Ecclésiaste 2, 4-25 (version Crampon)

cournonsec 11. « Qui en effet peut, sans Lui, jouir du bien-être ? »

Vous ne la trouvez pas étonnante cette dernière phrase ? Dans le passage du livre de l'Ecclésiaste que je viens de vous relire, l'écrivain pendant toute sa méditation parle en « Je ». Un « Je » qui a de la densité, puisqu'il se trouve toujours en début de phrase. Ce « Je » est le sujet qui gouverne toutes les actions. « J'exécutai de grands ouvrages, je me bâtis des maisons, je me plantai des vignes; Je me fis des jardins et des vergers, et j'y plantai des arbres à fruit de toute espèce; Je me fis des réservoirs d'eau, pour arroser des bosquets où croissaient les arbres. » Ce « Je » maîtrise tout.

Il a tout réussi, il a tout essayé, mais il n'est pas heureux.

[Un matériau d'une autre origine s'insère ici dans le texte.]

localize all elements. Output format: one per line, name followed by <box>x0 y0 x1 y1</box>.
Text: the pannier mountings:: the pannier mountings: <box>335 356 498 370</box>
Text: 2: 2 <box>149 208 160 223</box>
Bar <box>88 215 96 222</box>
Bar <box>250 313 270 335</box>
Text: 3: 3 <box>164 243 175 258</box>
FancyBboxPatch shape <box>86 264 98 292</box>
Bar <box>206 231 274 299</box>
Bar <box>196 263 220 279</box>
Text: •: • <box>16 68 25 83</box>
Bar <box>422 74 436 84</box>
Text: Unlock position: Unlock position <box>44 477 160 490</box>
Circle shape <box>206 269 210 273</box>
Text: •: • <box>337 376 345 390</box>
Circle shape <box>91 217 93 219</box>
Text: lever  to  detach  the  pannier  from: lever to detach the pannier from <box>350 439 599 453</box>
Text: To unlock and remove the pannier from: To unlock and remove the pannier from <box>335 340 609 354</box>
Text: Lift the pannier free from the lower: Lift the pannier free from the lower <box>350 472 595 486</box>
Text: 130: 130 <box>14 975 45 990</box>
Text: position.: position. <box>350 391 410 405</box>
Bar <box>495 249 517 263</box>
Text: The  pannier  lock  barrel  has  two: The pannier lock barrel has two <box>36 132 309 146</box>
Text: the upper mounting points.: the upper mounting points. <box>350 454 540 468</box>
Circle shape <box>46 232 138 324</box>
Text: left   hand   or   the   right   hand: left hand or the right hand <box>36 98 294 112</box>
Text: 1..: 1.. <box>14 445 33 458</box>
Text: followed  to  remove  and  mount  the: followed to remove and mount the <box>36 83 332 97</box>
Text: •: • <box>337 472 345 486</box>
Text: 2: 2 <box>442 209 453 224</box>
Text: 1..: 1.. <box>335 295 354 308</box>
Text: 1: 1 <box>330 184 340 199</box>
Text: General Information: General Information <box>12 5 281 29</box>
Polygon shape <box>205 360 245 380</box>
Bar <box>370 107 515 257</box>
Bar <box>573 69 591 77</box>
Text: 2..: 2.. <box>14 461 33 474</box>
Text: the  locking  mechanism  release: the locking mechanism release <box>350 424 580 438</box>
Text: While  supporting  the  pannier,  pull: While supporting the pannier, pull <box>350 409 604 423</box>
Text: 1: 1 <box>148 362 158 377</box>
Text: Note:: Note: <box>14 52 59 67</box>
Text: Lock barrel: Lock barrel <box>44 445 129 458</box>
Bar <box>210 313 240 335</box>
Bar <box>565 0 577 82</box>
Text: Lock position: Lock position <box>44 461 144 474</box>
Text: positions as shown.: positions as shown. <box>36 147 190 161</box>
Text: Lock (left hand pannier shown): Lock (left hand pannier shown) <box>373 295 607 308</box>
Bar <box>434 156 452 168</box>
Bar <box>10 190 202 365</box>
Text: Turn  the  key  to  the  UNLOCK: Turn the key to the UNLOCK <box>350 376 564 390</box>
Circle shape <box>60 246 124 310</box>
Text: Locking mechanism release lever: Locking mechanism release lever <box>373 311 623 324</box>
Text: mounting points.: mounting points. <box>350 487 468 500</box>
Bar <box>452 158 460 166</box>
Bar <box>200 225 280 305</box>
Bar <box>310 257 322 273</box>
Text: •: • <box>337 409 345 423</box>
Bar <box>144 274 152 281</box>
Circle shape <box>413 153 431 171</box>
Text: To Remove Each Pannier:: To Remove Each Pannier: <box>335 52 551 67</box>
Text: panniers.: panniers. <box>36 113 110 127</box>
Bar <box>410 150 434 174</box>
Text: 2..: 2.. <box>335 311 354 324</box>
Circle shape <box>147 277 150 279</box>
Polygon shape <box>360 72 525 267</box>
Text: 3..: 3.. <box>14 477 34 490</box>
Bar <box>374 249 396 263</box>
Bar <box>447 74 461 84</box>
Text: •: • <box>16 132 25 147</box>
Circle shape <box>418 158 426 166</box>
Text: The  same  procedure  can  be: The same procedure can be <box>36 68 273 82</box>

Il n'arrive pas à se réjouir de ce qu'il a accomplit. Il devient même malade à l'idée que, sous le soleil, il terminera de la même manière que le sot qui n'aura rien fait de sa vie.

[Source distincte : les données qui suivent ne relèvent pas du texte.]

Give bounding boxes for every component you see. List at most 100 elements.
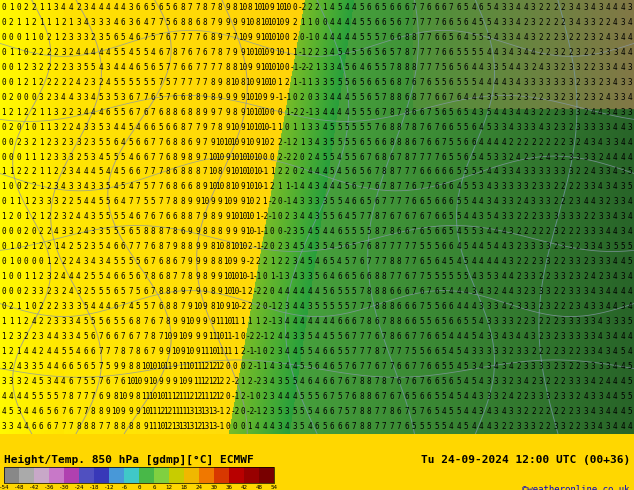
Text: 3: 3 xyxy=(546,242,550,251)
Text: 0: 0 xyxy=(16,227,21,236)
Text: 0: 0 xyxy=(285,122,290,132)
Text: 8: 8 xyxy=(173,48,178,57)
Text: 6: 6 xyxy=(389,392,394,401)
Text: 0: 0 xyxy=(1,63,6,72)
Text: 7: 7 xyxy=(374,407,379,416)
Text: 2: 2 xyxy=(538,347,543,356)
Text: 4: 4 xyxy=(330,182,334,192)
Text: 3: 3 xyxy=(561,108,566,117)
Text: 5: 5 xyxy=(352,272,356,281)
Text: 4: 4 xyxy=(516,332,521,341)
Text: 6: 6 xyxy=(397,287,401,296)
Text: 4: 4 xyxy=(322,108,327,117)
Text: 8: 8 xyxy=(404,48,409,57)
Text: 5: 5 xyxy=(449,407,453,416)
Text: 2: 2 xyxy=(561,407,566,416)
Text: 8: 8 xyxy=(210,78,215,87)
Text: 5: 5 xyxy=(464,257,469,266)
Text: 10: 10 xyxy=(260,78,269,87)
Text: 8: 8 xyxy=(389,317,394,326)
Text: 0: 0 xyxy=(233,422,237,431)
Text: 2: 2 xyxy=(68,257,73,266)
Text: 3: 3 xyxy=(278,347,282,356)
Text: 8: 8 xyxy=(136,347,140,356)
Text: Tu 24-09-2024 12:00 UTC (00+36): Tu 24-09-2024 12:00 UTC (00+36) xyxy=(421,455,630,465)
Text: 5: 5 xyxy=(419,317,424,326)
Text: 2: 2 xyxy=(538,33,543,42)
Text: 5: 5 xyxy=(106,227,110,236)
Text: 8: 8 xyxy=(382,377,387,386)
Text: 3: 3 xyxy=(561,78,566,87)
Text: 6: 6 xyxy=(120,377,126,386)
Text: 7: 7 xyxy=(411,272,417,281)
Text: 0: 0 xyxy=(16,33,21,42)
Text: 3: 3 xyxy=(628,122,633,132)
Text: 18: 18 xyxy=(181,485,188,490)
Text: 6: 6 xyxy=(322,347,327,356)
Text: 3: 3 xyxy=(322,93,327,102)
Text: 6: 6 xyxy=(441,152,446,162)
Text: 3: 3 xyxy=(546,287,550,296)
Text: 5: 5 xyxy=(359,78,364,87)
Text: 5: 5 xyxy=(322,212,327,221)
Text: 9: 9 xyxy=(217,272,223,281)
Text: 4: 4 xyxy=(621,48,625,57)
Text: 3: 3 xyxy=(91,18,96,27)
Text: 5: 5 xyxy=(352,48,356,57)
Text: 24: 24 xyxy=(195,485,202,490)
Text: 3: 3 xyxy=(508,197,514,206)
Text: 0: 0 xyxy=(255,392,260,401)
Text: 3: 3 xyxy=(516,422,521,431)
Text: 2: 2 xyxy=(54,257,58,266)
Text: 7: 7 xyxy=(411,212,417,221)
Text: 2: 2 xyxy=(68,48,73,57)
Text: 3: 3 xyxy=(605,63,610,72)
Text: 5: 5 xyxy=(628,257,633,266)
Text: 3: 3 xyxy=(285,302,290,311)
Text: 8: 8 xyxy=(188,152,193,162)
Text: 13: 13 xyxy=(193,407,202,416)
Text: 5: 5 xyxy=(330,302,334,311)
Text: 2: 2 xyxy=(605,18,610,27)
Text: 2: 2 xyxy=(46,227,51,236)
Text: 10: 10 xyxy=(260,122,269,132)
Text: 10: 10 xyxy=(253,108,262,117)
Text: 7: 7 xyxy=(61,392,66,401)
Text: 3: 3 xyxy=(605,48,610,57)
Text: 1: 1 xyxy=(300,138,304,147)
Text: 2: 2 xyxy=(553,362,558,371)
Text: 4: 4 xyxy=(113,122,118,132)
Text: 4: 4 xyxy=(128,152,133,162)
Text: 11: 11 xyxy=(171,407,180,416)
Text: 5: 5 xyxy=(427,272,431,281)
Text: 4: 4 xyxy=(128,182,133,192)
Text: 11: 11 xyxy=(193,377,202,386)
Text: 3: 3 xyxy=(91,152,96,162)
Text: 4: 4 xyxy=(613,347,618,356)
Text: 3: 3 xyxy=(621,317,625,326)
Text: 7: 7 xyxy=(411,242,417,251)
Text: 6: 6 xyxy=(441,108,446,117)
Text: 9: 9 xyxy=(255,63,260,72)
Text: 3: 3 xyxy=(76,63,81,72)
Text: -1: -1 xyxy=(245,392,254,401)
Text: 2: 2 xyxy=(292,18,297,27)
Text: 7: 7 xyxy=(136,108,140,117)
Text: -2: -2 xyxy=(238,302,247,311)
Text: 8: 8 xyxy=(195,182,200,192)
Text: 5: 5 xyxy=(128,272,133,281)
Text: 3: 3 xyxy=(546,257,550,266)
Text: 6: 6 xyxy=(113,332,118,341)
Text: 0: 0 xyxy=(16,257,21,266)
Text: 0: 0 xyxy=(322,18,327,27)
Text: 5: 5 xyxy=(628,362,633,371)
Text: 4: 4 xyxy=(621,377,625,386)
Text: 6: 6 xyxy=(359,138,364,147)
Text: 5: 5 xyxy=(68,347,73,356)
Text: 4: 4 xyxy=(292,317,297,326)
Text: 1: 1 xyxy=(16,347,21,356)
Text: 3: 3 xyxy=(591,33,595,42)
Text: 7: 7 xyxy=(382,347,387,356)
Text: 4: 4 xyxy=(91,108,96,117)
Text: 0: 0 xyxy=(31,302,36,311)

Or voilà que cette ample méditation se termine par une conclusion renversant la vapeur. « Qui en effet peut, sans Lui jouir du bien-être ? » Dans cette question, le « Je » si envahissant et souverain, pour la première fois parle de quelqu'un d'autre avec respect, ne le traitant pas comme s'il était qu'un subalterne.

Qui est cet autre ? L'écrivain nous dit : Sans Lui, les projets petits ou grands que le « je » sa vie durant a réalisé, le travail ayant permis de planter des vignes, de bâtir des maisons, tout cela n'a pas de goût. Sans Lui, le fait de manger ou boire est réduit à n'être qu'une fonction vitale. Cependant vécus dans le cadre de cette relation avec Lui, voilà que ces mêmes projets n'ont plus la même saveur.

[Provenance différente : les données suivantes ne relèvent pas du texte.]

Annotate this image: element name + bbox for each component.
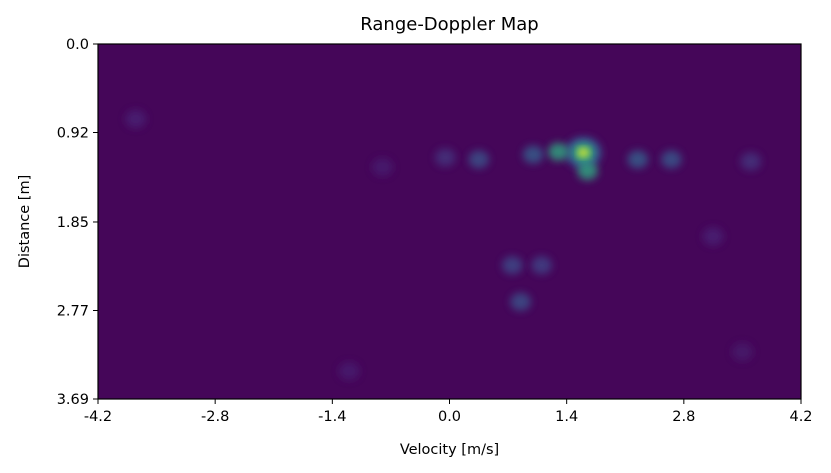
heatmap-peak [578, 148, 589, 157]
heatmap-peak [468, 150, 490, 169]
heatmap-peak [125, 110, 146, 128]
heatmap-peak [522, 145, 544, 164]
y-axis: 0.0 0.92 1.85 2.77 3.69 [57, 37, 98, 408]
y-tick-label: 0.92 [57, 126, 89, 142]
heatmap-peak [740, 152, 762, 171]
x-tick-label: -4.2 [84, 409, 112, 425]
heatmap-peak [338, 362, 360, 381]
x-tick-label: 0.0 [438, 409, 461, 425]
chart-title: Range-Doppler Map [360, 14, 538, 35]
heatmap-peak [372, 158, 393, 177]
heatmap-peak [531, 256, 552, 275]
heatmap-background [98, 44, 801, 399]
x-tick-label: -1.4 [318, 409, 346, 425]
y-tick-label: 0.0 [66, 37, 89, 53]
y-tick-label: 3.69 [57, 392, 89, 408]
heatmap-peak [702, 227, 724, 246]
heatmap-peak [548, 142, 569, 161]
x-axis-label: Velocity [m/s] [400, 442, 499, 458]
heatmap-plot-area [98, 44, 801, 399]
x-tick-label: 4.2 [789, 409, 812, 425]
heatmap-peaks [125, 110, 762, 381]
heatmap-peak [510, 292, 531, 311]
heatmap-peak [577, 162, 598, 180]
heatmap-peak [661, 150, 682, 169]
heatmap-peak [435, 148, 456, 167]
x-axis: -4.2 -2.8 -1.4 0.0 1.4 2.8 4.2 [84, 399, 813, 425]
x-tick-label: 1.4 [555, 409, 578, 425]
heatmap-peak [627, 150, 649, 169]
y-tick-label: 2.77 [57, 303, 89, 319]
y-axis-label: Distance [m] [17, 175, 33, 268]
x-tick-label: 2.8 [672, 409, 695, 425]
heatmap-peak [732, 342, 753, 361]
y-tick-label: 1.85 [57, 215, 89, 231]
x-tick-label: -2.8 [201, 409, 229, 425]
heatmap-peak [502, 256, 523, 275]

Avec Lui, de simples gestes du quotidien comme manger ou boire, ou bien des projets plus complexes comme planter une vigne, bâtir une maison, avec Lui, tout cela prend une autre dimension.

Oui cette conclusion est étonnante. Jusque là, le « Je » avait cherché son épanouissement dans la réalisation personnelle de grands projets. Jusque là, le « Je » avait cherché son épanouissement dans le fait de réussir à atteindre personnellement un but.

Mais voilà, réalisant que le même sort que celui de l'insensé l'atteindra lui aussi, notre « je » est amené à réviser son jugement, à chercher à ancrer son épanouissement dans des valeurs plus sûres, plus profondes.

Et voilà que notre « je » en arrive à la conclusion suivante : l'épanouissement se trouve non pas lorsque « je » gouverne, « je » contrôle, « je » contrôle, « je » maitrise, ... mais lorsque « je » suis en relation.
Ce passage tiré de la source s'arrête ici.